The January 2019 collapse of the giant Hanjin shipbuilding facility in Subic, Zambales has precipitated a mad scramble for solutions to the crisis. The government frantically scours for new investors and 5 Philippine banks await to retrieve $412 million in unpaid loans.

Meanwhile, the plight of the 30,000 displaced Hanjin workers has been all but neglected. They have endured 13 years of precarious contractualized work, 40 work-related deaths and 15,000 injuries, unfair labor practices (including union-busting), poor health services and maltreatment at the hands of Korean superiors. On top of the massive job losses, the workers’ immediate demands for proper retrenchment benefits remain unfulfilled.

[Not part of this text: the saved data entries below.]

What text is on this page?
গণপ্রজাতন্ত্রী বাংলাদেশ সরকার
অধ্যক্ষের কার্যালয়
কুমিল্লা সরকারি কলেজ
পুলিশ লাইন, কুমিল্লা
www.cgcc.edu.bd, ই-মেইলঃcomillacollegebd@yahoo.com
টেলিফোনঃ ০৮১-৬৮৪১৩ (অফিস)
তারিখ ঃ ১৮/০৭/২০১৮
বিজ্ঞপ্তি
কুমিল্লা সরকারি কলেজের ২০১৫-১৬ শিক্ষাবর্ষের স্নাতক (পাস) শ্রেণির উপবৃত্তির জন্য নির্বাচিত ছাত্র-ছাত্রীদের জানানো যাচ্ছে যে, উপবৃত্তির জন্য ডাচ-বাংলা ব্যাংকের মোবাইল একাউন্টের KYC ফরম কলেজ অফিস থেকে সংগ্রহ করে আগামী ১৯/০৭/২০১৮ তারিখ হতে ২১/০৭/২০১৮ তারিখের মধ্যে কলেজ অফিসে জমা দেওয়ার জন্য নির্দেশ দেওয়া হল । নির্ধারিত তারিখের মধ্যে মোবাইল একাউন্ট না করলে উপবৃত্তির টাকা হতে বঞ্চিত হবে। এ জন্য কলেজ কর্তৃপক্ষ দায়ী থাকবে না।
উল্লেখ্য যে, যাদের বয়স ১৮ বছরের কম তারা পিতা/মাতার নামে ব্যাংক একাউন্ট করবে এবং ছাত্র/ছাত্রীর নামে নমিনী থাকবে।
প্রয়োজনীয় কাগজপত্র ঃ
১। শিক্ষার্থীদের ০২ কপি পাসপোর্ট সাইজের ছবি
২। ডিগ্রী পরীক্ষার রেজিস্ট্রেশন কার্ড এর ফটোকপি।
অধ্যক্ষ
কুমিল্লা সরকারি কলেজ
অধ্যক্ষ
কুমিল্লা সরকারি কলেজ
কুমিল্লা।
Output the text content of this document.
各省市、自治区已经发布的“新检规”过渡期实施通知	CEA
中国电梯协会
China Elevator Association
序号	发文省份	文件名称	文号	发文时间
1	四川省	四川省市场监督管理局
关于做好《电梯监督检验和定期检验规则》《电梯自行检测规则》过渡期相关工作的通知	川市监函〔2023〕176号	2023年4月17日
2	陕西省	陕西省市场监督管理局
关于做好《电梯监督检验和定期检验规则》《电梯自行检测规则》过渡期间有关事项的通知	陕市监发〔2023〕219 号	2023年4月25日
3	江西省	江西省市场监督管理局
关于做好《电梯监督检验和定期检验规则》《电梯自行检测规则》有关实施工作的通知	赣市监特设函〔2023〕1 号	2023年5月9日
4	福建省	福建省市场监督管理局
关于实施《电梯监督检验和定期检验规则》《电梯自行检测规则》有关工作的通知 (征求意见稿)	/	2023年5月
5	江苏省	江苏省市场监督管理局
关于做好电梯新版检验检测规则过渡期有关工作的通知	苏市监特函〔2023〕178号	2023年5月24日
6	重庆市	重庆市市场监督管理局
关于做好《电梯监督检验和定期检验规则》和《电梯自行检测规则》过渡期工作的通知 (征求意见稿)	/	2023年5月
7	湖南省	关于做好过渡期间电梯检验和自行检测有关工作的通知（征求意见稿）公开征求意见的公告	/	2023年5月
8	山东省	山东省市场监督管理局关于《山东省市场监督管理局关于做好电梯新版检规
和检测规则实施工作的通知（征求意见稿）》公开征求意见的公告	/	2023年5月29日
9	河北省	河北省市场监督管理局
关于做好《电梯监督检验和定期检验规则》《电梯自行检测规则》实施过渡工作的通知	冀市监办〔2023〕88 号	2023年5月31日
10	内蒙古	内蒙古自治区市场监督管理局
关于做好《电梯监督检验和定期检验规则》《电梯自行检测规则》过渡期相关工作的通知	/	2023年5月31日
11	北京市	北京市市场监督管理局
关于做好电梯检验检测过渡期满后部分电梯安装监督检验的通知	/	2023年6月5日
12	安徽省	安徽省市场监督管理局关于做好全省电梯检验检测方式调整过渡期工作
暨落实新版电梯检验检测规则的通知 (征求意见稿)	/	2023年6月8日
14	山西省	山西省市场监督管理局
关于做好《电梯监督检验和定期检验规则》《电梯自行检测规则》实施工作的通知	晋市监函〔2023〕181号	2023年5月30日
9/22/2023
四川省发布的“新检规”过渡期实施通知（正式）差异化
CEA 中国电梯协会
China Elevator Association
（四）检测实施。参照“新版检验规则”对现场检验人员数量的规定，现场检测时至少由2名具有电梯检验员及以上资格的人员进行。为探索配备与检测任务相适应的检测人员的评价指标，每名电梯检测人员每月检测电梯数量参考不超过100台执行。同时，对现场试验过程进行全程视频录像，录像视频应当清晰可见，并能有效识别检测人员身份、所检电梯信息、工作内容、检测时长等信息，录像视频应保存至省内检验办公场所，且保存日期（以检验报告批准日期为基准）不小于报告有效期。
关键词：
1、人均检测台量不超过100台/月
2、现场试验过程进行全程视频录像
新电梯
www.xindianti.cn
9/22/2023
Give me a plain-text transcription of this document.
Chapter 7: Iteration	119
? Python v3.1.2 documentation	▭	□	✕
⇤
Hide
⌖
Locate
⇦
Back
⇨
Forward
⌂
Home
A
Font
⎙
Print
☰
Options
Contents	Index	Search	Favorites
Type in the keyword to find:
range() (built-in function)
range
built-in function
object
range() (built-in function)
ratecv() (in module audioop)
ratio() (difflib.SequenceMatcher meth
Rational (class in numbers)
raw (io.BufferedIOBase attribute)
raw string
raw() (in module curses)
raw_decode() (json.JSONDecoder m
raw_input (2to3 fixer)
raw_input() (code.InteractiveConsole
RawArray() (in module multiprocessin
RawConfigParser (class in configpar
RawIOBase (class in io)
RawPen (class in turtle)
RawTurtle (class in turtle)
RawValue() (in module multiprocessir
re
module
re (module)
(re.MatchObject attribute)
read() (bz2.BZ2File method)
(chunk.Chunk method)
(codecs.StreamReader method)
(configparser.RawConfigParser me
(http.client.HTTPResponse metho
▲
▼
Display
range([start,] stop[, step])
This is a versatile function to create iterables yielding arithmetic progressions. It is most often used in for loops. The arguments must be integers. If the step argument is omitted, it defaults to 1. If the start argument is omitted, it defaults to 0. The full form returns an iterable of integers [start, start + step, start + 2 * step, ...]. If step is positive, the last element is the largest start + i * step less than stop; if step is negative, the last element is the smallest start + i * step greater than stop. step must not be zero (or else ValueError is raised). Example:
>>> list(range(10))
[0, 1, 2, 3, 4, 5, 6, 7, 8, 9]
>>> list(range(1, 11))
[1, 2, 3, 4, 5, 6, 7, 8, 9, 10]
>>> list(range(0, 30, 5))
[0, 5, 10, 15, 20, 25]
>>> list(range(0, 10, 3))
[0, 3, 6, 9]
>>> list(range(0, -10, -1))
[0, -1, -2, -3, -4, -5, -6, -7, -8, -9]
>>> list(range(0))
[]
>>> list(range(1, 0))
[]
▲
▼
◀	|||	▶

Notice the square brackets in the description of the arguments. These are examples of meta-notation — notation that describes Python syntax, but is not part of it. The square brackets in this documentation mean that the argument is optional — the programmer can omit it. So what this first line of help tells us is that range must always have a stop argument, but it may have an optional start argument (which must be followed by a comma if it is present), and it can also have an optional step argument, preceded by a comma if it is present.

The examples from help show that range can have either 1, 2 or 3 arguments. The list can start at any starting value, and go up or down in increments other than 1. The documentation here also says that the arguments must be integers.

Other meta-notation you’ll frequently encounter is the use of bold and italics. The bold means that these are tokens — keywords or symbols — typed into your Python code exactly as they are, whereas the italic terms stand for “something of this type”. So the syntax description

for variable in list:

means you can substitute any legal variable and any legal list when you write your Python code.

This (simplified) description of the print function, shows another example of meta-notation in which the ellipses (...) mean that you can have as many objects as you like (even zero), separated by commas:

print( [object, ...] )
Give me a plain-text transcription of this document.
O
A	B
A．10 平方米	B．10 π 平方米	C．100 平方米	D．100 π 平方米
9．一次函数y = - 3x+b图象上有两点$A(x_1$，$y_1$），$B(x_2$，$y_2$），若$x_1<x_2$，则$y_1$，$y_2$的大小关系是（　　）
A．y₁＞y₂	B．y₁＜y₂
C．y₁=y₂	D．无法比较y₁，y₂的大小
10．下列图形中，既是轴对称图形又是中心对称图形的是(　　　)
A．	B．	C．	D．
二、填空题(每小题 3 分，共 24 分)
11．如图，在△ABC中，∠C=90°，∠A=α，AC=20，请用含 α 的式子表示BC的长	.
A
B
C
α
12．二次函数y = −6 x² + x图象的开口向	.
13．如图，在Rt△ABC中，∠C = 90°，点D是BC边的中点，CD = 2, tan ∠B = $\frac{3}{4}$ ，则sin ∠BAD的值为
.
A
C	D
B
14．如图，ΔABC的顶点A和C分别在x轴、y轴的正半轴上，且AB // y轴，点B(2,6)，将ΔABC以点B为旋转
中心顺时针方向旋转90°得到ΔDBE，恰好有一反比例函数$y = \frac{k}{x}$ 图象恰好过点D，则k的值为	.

There is, however, an alternative solution that puts the workers at the forefront of the current impasse – that of workers’ control, also known as “workers’ recuperation.” Worker-recuperated firms are business enterprises that have failed or gone bankrupt “and put into operation once again by their workers under self-management.”

Workers’ control of abandoned companies has taken place since the start of the 20th century in different parts of the globe but waned in the 1970s with the ascendancy of the anti-labor neo-liberal policies of the Thatcher and Reagan administrations. However, in the wake of successive crises beginning with the Asian financial crunch of 1997-1998 and culminating in the global economic meltdown of 2007-2008, workers’ recuperation has seen a resurgence.